What you need to know:

  • Besides the birds, herds of elephants, Jackson’s hartebeest, antelopes, warthogs and Maasai giraffes graze in the plains as we check into Ashnil Aruba Lodge at the end of the day.
  • Instead, driving slowly around a bare wind-swept patch of land with a few thorn bushes, we chance upon a lioness with seven cubs of mixed ages. The cubs are bundles of energy, playing with the mother and clambering over each other.
  • The lions of Tsavo are steeped in history. A pair dubbed the man-eaters of Tsavo devoured more than a 100 Indian railway workers including several Africans and Europeans working on the first modern infrastructure in Eastern Africa – the Uganda Railway – at the close of the 19th century. 

As we wander through the great plains of Tsavo, Steppe eagles from Russia soar in the great blue skies that are filled with other mighty raptors such as the bateleur eagles, white-backed vultures and lappet-faced vultures. They complete a list of the over 100 species of birds we’ve spotted in just four days.

Besides the birds, herds of elephants, Jackson’s hartebeest, antelopes, warthogs and Maasai giraffes graze in the plains as we check into Ashnil Aruba Lodge at the end of the day. Formerly known as Aruba Self-help Lodge, it was built in the 1960s by the banks of Aruba Dam when the legendary David Sheldrick was the (first) game warden of Tsavo East. The dam was built to relieve pressure on the Galana and Tsavo rivers during Tsavo’s very long dry seasons – the drought of the 1970s wiped out 10, 000 elephants in the park.

In the morning, we spot an antelope through powerful binoculars on our early morning bird walk. Seeing him dash across the lawn can only mean one thing – it has to be the hirola antelope.

Also known as the Hunter’s hartebeest and found in the arid lands of northern Kenya and Somalia, the hirola antelope is critically endangered with just between 300 to 500 left in the wild. There used to be about 15, 000 of them in the 1970s, but their numbers were reduced by hunting. In 1963 and 1996, some were brought into Tsavo East and today the number is about 77. It is exciting to spot this endangered antelope for the first time.

STEEPED IN HISTORY

It has all the marks of a hirola – white rump and back-swept horns, though this one has one horn. The watchman informs us that the antelope lost his other horn in battle with another hirola and has been banished from the herd. Despite the assurance that we would see more hirolas on the Aruba circuit, the incredibly shy herd remains elusive.

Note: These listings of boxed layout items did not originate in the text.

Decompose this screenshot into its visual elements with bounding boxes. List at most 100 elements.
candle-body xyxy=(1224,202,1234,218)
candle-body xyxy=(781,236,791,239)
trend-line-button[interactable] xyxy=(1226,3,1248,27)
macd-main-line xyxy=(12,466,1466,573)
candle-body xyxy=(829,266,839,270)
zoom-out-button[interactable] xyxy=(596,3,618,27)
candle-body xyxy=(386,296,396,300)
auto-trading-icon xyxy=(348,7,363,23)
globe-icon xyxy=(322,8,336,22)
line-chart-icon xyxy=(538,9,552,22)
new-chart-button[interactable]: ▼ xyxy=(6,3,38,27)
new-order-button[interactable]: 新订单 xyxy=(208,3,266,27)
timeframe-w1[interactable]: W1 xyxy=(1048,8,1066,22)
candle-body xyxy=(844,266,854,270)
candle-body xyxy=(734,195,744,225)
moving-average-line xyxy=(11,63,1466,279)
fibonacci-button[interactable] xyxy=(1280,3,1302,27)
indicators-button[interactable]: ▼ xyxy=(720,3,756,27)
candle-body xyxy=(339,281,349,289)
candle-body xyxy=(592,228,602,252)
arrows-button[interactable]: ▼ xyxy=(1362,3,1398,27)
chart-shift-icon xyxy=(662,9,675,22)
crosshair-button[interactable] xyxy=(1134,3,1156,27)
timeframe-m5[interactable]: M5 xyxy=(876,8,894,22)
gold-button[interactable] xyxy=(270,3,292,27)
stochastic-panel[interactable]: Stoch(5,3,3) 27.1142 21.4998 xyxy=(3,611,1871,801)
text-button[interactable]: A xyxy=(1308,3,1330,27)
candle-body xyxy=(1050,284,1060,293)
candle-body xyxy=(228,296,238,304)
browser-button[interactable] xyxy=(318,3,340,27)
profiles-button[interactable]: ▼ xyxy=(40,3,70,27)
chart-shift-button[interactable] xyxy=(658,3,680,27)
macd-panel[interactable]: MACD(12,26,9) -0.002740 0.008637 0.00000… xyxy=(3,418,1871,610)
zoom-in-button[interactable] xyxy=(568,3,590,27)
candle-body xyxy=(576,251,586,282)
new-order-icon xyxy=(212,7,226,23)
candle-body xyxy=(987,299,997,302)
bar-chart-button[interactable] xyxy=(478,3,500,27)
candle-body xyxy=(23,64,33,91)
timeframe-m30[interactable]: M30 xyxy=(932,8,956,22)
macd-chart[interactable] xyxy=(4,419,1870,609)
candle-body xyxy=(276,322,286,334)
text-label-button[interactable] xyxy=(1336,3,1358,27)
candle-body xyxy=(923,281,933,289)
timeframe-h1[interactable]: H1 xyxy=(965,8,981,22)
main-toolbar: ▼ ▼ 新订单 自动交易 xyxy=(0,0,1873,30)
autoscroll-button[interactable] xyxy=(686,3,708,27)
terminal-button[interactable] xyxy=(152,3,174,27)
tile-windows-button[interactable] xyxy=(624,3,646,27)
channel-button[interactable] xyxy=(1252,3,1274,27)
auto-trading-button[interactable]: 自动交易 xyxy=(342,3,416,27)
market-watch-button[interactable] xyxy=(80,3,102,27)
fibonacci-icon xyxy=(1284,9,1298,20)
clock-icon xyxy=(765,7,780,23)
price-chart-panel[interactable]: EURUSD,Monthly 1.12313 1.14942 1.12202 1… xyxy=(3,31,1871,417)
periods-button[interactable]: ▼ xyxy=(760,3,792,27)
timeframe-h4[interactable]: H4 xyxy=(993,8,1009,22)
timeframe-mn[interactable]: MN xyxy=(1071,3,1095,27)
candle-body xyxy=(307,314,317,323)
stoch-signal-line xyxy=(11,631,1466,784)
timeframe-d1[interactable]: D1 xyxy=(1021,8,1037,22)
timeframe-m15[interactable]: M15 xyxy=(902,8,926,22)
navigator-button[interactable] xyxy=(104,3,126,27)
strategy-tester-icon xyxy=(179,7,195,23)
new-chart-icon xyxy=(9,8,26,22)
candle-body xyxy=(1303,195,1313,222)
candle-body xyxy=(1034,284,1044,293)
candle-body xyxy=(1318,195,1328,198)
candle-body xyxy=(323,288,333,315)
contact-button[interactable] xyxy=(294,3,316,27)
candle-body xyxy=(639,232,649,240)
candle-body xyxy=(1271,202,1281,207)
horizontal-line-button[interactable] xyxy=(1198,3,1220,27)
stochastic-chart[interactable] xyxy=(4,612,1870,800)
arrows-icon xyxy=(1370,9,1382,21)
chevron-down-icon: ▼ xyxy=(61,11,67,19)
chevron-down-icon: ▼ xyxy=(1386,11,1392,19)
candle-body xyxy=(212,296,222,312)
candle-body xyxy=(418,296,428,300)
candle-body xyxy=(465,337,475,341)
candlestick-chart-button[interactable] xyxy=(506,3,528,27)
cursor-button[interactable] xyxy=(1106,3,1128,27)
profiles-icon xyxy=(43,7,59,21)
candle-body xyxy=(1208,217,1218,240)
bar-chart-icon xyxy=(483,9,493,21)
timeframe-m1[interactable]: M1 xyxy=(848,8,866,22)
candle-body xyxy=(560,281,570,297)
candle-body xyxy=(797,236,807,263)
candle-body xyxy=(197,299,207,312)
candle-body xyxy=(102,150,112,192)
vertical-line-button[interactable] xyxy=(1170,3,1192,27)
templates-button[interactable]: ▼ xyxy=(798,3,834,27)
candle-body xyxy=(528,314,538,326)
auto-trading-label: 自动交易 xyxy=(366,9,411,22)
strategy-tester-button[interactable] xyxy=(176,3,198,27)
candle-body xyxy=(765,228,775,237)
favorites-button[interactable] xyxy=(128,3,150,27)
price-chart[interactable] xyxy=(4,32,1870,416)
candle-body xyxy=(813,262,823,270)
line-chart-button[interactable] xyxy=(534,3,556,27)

Instead, driving slowly around a bare wind-swept patch of land with a few thorn bushes, we chance upon a lioness with seven cubs of mixed ages. The cubs are bundles of energy, playing with the mother and clambering over each other. Driving back to the lodge, we see four more lions playfully chasing each other in the eventide, raising a hail of dust.

The lions of Tsavo are steeped in history. A pair dubbed the man-eaters of Tsavo devoured more than a 100 Indian railway workers including several Africans and Europeans working on the first modern infrastructure in Eastern Africa – the Uganda Railway – at the close of the 19th century. 

The night passes with few animals at the water pool in the silted dam and a red hot sun rises through an opening in a carpet of grey cloud. Armed with a picnic lunch from the lodge, we take the road to the high and hot 1.5-kilometre long breath-taking Mudanda Rock.

Walking to the farthest point of the rock past water pools, flowers in bloom and the emerging peaks of the Taita Hills, a thin strip follows the main road. It is the standard gauge railway on steep embankments blocking what until now was a free crossing for elephants and other game migrating to Tsavo West National Park.

The elephants now have to cross through the 70-metre-wide and five-metre-high underpasses between the two Tsavo parks, which together form the largest protected elephant park.